【Flume】文件收集框架Flume
1、Flume架构
Flume是Cloudera 开发的框架,用于从文件中实时收集数据。
角色 | 描述 | 常用形式 |
---|---|---|
Source | Source用于采集数据,Source是产生数据流的地方,同时Source会将产生的数据流传输到Channel | Avro Source、Exec Source、Spooling Directory Source、Kafka Source、Netcat Source、Syslog Sources、HTTP Source |
Channel | 连接 sources 和 sinks ,这个有点像一个队列 | Memory Channel、JDBC Channel、Kafka Channel、File Channel |
Sink | 从Channel收集数据,将数据写到目标源,可以是下一个Source也可以是HDFS或者HBase | HDFS Sink、Hive Sink、HBase Sinks、MorphlineSolrSink、ElasticSearchSink、Kafka Sink |
Events:Event是Flume数据传输的基本单元,Flume以事件的形式将数据从源头传送到最终的目的。Event由可选的header和载有数据的一个byte array构成,载有的数据对flume是不透明的,Header是容纳了key-value字符串对的无序集合,key在集合内是唯一的,Header可以在上下文中使用扩展。

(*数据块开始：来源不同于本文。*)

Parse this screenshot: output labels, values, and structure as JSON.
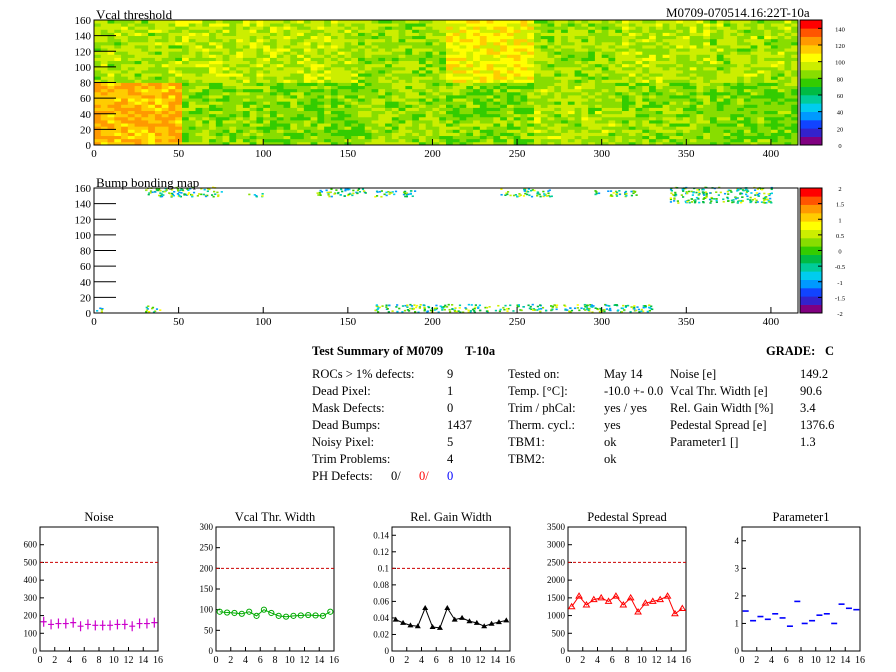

Source、Channel、Sink、Event的执行流程如下:
2、Flume的安装
(1)Flume的运行环境:
1)运行在logs收集的地方,将生成的logs在Source中收集起来;
2)系统:只支持Linux;
3)需要JVM/JDK环境;
4)是一种轻量级服务,其他的轻量级服务还有:zookeeper,journalnode,zkfc,sqoop等。
(2)Flume的安装:
1)上传下载好的flume压缩包到Linux系统中,并为压缩包赋予执行权限:$ chmod u+x flume-ng-1.5.0-cdh5.3.6.tar.gz
2)解压flume安装包:$ tar -zxf flume-ng-1.5.0-cdh5.3.6.tar.gz -C /opt/cdh-5.3.6/
3)将flume文件夹改名:cdh-5.3.6]$ mv apache-flume-1.5.0-cdh5.3.6-bin/ flume-1.5.0-cdh5.3.6
4)修改配置文件/opt/cdh-5.3.6/flume-1.5.0-cdh5.3.6/conf/flume-env.sh,指定JAVA_HOME。flume-1.5.0-cdh5.3.6]$ cd conf conf]$ cp flume-env.sh.template flume-env.sh
export JAVA_HOME=/opt/modules/jdk1.7.0_67
5)验证安装是否成功:flume-1.5.0-cdh5.3.6]$ bin/flume-ng version
出现如下结果说明安装成功:
Flume 1.5.0-cdh5.3.6
Source code repository: https://git-wip-us.apache.org/repos/asf/flume.git
Revision: e97c9912e8b940cf493c2392d2b113b97194cffb
Compiled by jenkins on Tue Jul 28 15:21:40 PDT 2015
From source with checksum e4d03999f62abb1c9e9f34054fe59f06
3、Flume命令
[aaa@qq.com flume-1.5.0-cdh5.3.6]$ bin/flume-ng
Usage: bin/flume-ng <command> [options]...
commands:
agent run a Flume agent
global options:
--conf,-c <conf> use configs in <conf> directory
-Dproperty=value sets a Java system property value
agent options:
--name,-n <name> the name of this agent (required)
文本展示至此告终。